Find phone numbers at City Commission | Royal Oak, MI.

Remember to be civil and professional at all times!

article: African cat escapees spur new ordinance proposal in Royal Oak

Six months after African caracal cats escaped from a local woman’s backyard enclosure, Royal Oak has a proposed ordinance to ban them and other non-domestic animals.

City commissioners will discuss the new measure, and possibly request changes to the proposed ordinance, at their meeting Monday. Commissioners in November enacted a six-month moratorium on owners having non-domestic animals, including African caracal cats.

The Royal Oak woman who owned four caracal cats that created a stir in the city and beyond last October has since moved away. The escape and eventual capture of one the animals Oct. 13 drew wide attention throughout the region. Police at the time said some of the other caracals had gotten loose before. City Manager Paul Brake said the city did an anonymous online survey to which more about 300 residents responded on the issue of non-domestic animals.

“Most of the people are against any sort of breeding” of non-domestic animals, Brake said. There were indications that the owner of the caracals was breeding them. Caracals are not banned in Michigan, but larger wild animals such as lions, tigers, cheetahs and others are.

“The state Home Rules Act allows cities to ban some things, including certain animals, that are not banned by the state,” Brake said. Most communities in the state don’t have local laws on their books covering non-domestic animals.

Three-quarters of the survey respondents indicated they support Royal Oak having a local ordinance that addresses residents having wild, exotic and non-domestic animals. The proposed ordinance includes a wide range of non-domestic animals that would be prohibited under the new rules. Those animals include everything from lions, bobcats and leopards to wild canines such wolves, foxes, dingoes and jackals. Also facing bans are any poisonous or venomous animal, and non-native and “inherently dangerous animal including, but not limited to members of the reptile, amphibian, or primate families.”
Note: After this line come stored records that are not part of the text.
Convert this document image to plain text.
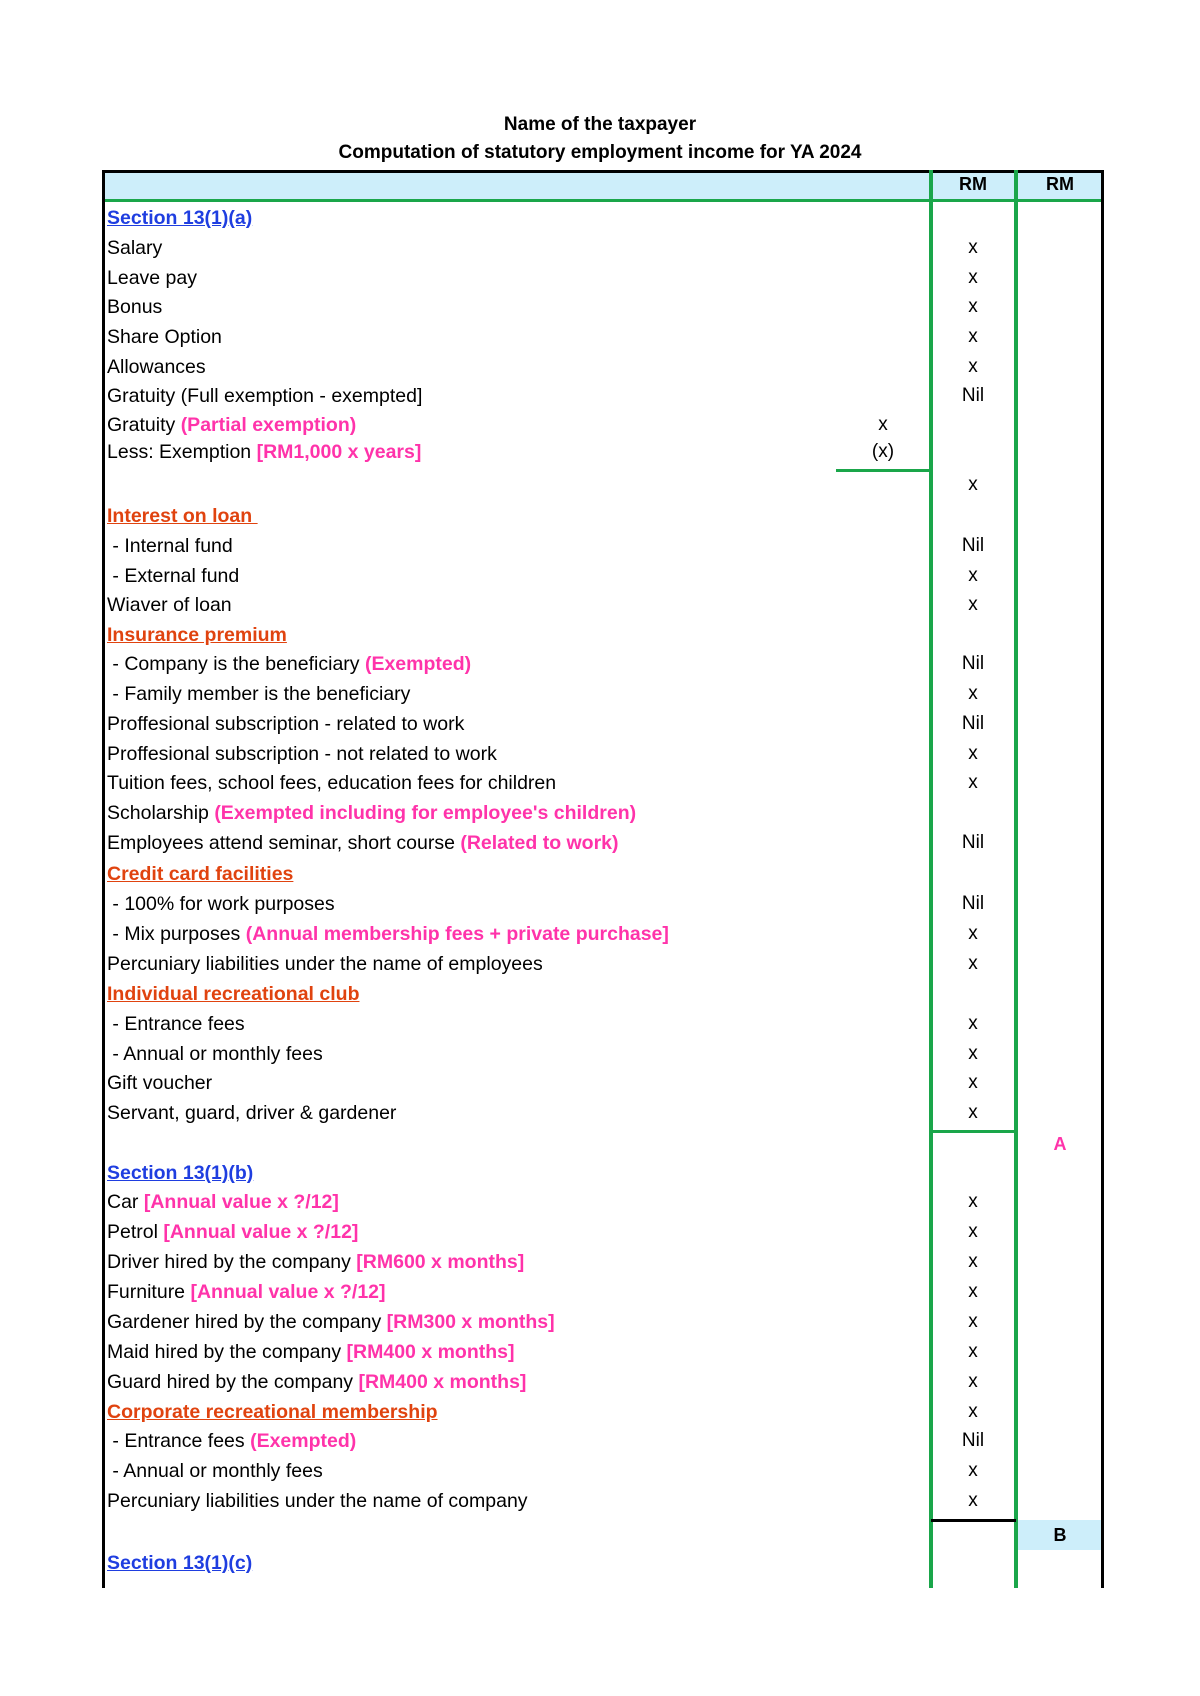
Name of the taxpayer
Computation of statutory employment income for YA 2024
RM	RM
Section 13(1)(a)
Salary	x
Leave pay	x
Bonus	x
Share Option	x
Allowances	x
Gratuity (Full exemption - exempted]	Nil
Gratuity (Partial exemption)	x
Less: Exemption [RM1,000 x years]	(x)
x
Interest on loan
- Internal fund	Nil
- External fund	x
Wiaver of loan	x
Insurance premium
- Company is the beneficiary (Exempted)	Nil
- Family member is the beneficiary	x
Proffesional subscription - related to work	Nil
Proffesional subscription - not related to work	x
Tuition fees, school fees, education fees for children	x
Scholarship (Exempted including for employee's children)
Employees attend seminar, short course (Related to work)	Nil
Credit card facilities
- 100% for work purposes	Nil
- Mix purposes (Annual membership fees + private purchase]	x
Percuniary liabilities under the name of employees	x
Individual recreational club
- Entrance fees	x
- Annual or monthly fees	x
Gift voucher	x
Servant, guard, driver & gardener	x
A
Section 13(1)(b)
Car [Annual value x ?/12]	x
Petrol [Annual value x ?/12]	x
Driver hired by the company [RM600 x months]	x
Furniture [Annual value x ?/12]	x
Gardener hired by the company [RM300 x months]	x
Maid hired by the company [RM400 x months]	x
Guard hired by the company [RM400 x months]	x
Corporate recreational membership	x
- Entrance fees (Exempted)	Nil
- Annual or monthly fees	x
Percuniary liabilities under the name of company	x
B
Section 13(1)(c)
The ordinance allows exceptions for a wildlife rehabilitator who temporarily cares for an animal, the Detroit Zoo and licensed zoological parks, aquariums and veterinary care facilities. Also, it proposes owners of some city-banned animals may get an exception if they qualify for an annual city license until the animal is moved from the city or dies. But they would have to maintain liability insurance of at least $1 million on the license-exempted animals. Violation of the pending animal ordinance would be a criminal misdemeanor, punishable by up to a $500 fine and 90 days in jail. Non-domestic animals that bite, attack or come into contact with a person or a lawfully owned animal can be seized immediately and euthanized with a court order. The owners would be liable for city costs when employees or other agencies have to search, capture and oversee any non-domestic animal. Brake noted the city had to devote a lot of time and resources to capture the African caracal that got loose Oct. 13.

“If we are going to spend a lot of money on people who can’t take care of their animals,” Brake said, “the owner is going to be paying.”

Article via African cat escapees spur new ordinance proposal in Royal Oak – Daily Tribune

Sample email

Mayor Fournier and Royal Oak City Commissioners,

As a responsible pet owner and Royal Oak resident, I ask that the City work with those affected if you plan to pass a new ordinance regarding non-domesticated or exotic animals. For pet reptiles alone, there are statistically over 3,000 pet owners in Royal Oak. With the many other non-domesticated animals commonly kept as pets, over 10,000 people in Royal Oak could be affected.

Animal welfare and public safety should be the priorities and not the unjust punishment of responsible animal owners due to a lack of forethought and research. There are many common-sense approaches to this issue. Please work with actual experts and local animal owners rather than passing an overreaching law. Thank you and have a good day.